We all know the McDonald’s golden arches; large, golden, usually mention over a billion served… it makes them hard to forget. But what if a McDonald’s franchisee decided they didn’t like gold and wanted green arches instead, or maybe blue? Suddenly, this franchisee wouldn’t fit with the McDonald’s brand, would it? It wouldn’t matter that the franchisee serves the same food and operates at the same level of customer service and cleanliness because the advertising wouldn’t make sense and consumers accustomed to the golden arches would have difficulty identifying with the brand. This results in the franchise losing customers, causing the brand to suffer as a whole.
Now, this is a relatively easy fix for McDonald’s headquarters. The clashing colours of the arches should be an immediate red flag, but issues with a business aren’t always as glaringly obvious as a wrongly designed sign. If you own a brand with provincial, national, or even international franchises, how do you keep your brand consistent across all store locations? The only way is with a brand standards inspection- an objective assessment of your business by a third party, such as a Mystery Shopper or a Safety Inspector, who ensures that it is living up to the standards you have set. A brand is an experience, and in order for your brand to be successful, this experience needs to be consistent no matter where your franchises are located. If the experience is not consistent then it diminishes the brand, confusing consumers and causing you to lose business. As cliché as it sounds, a chain is only as strong as its weakest link, and if you aren’t keeping a close eye on how each link is performing then eventually things are going to fall apart. Not only will you lose customers, but what investor is going to sink money into a business that doesn’t monitor their own performance?
Recently, many businesses have confused brand standards inspections with direct customer feedback. I want it to be made clear that although direct customer feedback is irreplaceably important to running a business, it is a different form of assessment than a brand standards inspection and collects an entirely different type of data. Direct customer feedback assesses the customer’s experience with your business, while a brand standards inspection assesses how the business is performing internally. It’s the difference between looking at the outside of a newly renovated house and thinking “wow, that’s beautiful,” while inside there are exposed wires, stripped floors, and disconnected pipes. If, for instance, you have two franchisees and one is generating a larger profit than the other, but both locations are garnering positive customer feedback, then what’s causing this difference in profit generation?
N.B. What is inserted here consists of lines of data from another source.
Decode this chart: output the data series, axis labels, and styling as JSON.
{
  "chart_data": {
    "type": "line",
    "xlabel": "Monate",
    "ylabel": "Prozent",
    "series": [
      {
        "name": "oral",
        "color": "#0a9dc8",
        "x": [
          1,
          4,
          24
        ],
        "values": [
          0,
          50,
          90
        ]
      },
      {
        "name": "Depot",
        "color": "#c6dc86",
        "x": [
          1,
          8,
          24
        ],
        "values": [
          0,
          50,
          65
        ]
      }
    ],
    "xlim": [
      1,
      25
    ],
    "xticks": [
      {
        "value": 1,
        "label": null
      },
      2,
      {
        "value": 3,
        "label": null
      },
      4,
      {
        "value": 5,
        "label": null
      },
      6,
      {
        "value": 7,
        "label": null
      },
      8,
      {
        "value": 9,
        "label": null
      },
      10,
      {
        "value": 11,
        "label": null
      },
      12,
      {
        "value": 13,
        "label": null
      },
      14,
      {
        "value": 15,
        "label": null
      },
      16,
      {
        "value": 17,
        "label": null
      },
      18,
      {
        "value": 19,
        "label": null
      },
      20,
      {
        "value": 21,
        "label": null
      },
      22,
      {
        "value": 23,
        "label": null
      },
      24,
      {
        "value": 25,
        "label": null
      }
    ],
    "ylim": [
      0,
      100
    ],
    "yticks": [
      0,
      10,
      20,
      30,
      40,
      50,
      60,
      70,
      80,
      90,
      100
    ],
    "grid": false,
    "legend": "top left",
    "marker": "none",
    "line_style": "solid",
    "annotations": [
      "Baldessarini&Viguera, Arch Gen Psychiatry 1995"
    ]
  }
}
The customer isn’t going to be able to tell you. It’s likely caused by something so inconspicuous that neither the customers nor staff notice, such as one franchisee taking two minutes to serve food while the other takes five, or salespeople at one store upselling while the other does not. Measuring these standards and keeping them consistent is what defines a successful brand. Customers can’t give you the detailed insight concerning the specific standards that make up your business. You need an objective party, acquainted with your standards, to do that. Such minor aspects of a business may seem trivial and won’t register with customer feedback, but they do have an impact on your profit and the long term strength and success of the brand.
I won’t argue with a saying as time-tested as “the customer is always right”, but that doesn’t mean the customer can manage your business. Whether you’re a large, international brand or a small business, success is defined by providing a good and consistent experience, offering the customer that slice of familiarity and accountability no matter how far from home they are. If you rely too heavily on customer feedback you’ll overlook the things that make your brand… your brand.